The Public Trust Doctrine in the Shadow of State Environmental Rights Laws: A Case Study

Document Type

Article

Publication Date

2015

Abstract

This Article looks at the relationship between state environmental rights statutes and the common law public trust doctrine. In addressing this issue, it focuses on the state of Minnesota, where, in the early 1970s, the state legislature enacted a far-reaching environmental rights statute, the Minnesota Environmental Rights Act (MERA), that served to codify many public trust principles. Beginning in the early 1970s and for the next forty years, litigants in Minnesota that might otherwise have brought common law public trust doctrine claims for environmental protection purposes instead channeled that litigation through MERA. As a result, Minnesota courts have rarely been asked to interpret or use the common law public trust doctrine at all in the context of environmental protection.
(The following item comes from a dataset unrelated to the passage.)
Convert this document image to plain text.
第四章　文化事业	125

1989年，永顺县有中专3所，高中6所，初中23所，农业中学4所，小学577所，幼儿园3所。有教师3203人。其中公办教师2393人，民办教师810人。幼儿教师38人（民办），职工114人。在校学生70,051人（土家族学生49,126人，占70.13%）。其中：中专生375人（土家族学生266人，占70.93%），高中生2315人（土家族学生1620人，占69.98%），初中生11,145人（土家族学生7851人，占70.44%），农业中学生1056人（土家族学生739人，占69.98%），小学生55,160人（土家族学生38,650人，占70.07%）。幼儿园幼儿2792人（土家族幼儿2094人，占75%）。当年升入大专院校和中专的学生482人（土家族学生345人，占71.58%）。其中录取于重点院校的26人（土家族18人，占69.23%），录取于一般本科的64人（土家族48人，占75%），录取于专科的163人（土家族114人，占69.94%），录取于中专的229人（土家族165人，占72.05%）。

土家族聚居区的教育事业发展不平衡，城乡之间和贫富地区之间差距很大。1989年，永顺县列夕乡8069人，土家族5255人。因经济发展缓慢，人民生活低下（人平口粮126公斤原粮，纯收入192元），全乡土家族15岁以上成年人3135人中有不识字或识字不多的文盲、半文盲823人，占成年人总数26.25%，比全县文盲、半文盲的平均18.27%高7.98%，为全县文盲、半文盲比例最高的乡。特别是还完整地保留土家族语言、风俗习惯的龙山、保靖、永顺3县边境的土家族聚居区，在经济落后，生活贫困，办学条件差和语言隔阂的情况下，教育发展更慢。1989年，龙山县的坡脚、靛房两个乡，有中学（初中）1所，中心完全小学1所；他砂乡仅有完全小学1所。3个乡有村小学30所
And, more importantly, they did not have an opportunity to use and develop the doctrine during the time the environmental protection movement was at its height in the 1970s and early 1980s. Instead, the lyrical language many courts used in public trust doctrine cases in other states during that era to protect natural resources and expand the scope of the doctrine is found, in Minnesota, in MERA cases, not in public trust doctrine cases. This Article explores the implications of the underuse of the common law public trust doctrine in Minnesota by focusing on a 2012 case, White Bear Lake Restoration Association v. Department of Natural Resources, which is the first case to begin a new conversation on the common law public trust doctrine in the state — one that never took place in the 1970s. This case involves traditional public trust resources — a lake and a lakebed — as well as efforts by private citizens to compel the state to protect those resources for present and future generations, thus coming squarely within the purview of MERA and even the most narrow reading of the public trust doctrine. The state argued in part that MERA had replaced the common law public trust doctrine in Minnesota and that the doctrine on its own could not be used for environmental protection purposes, citing the lack of any relevant public trust doctrine cases. While the district court rejected these contentions, the arguments of the parties and the court’s analysis sheds light on the important relationship between the common law and state legislation in the context of public trust resources and environmental protection.

Comments

Work published when author not on Michigan Law faculty.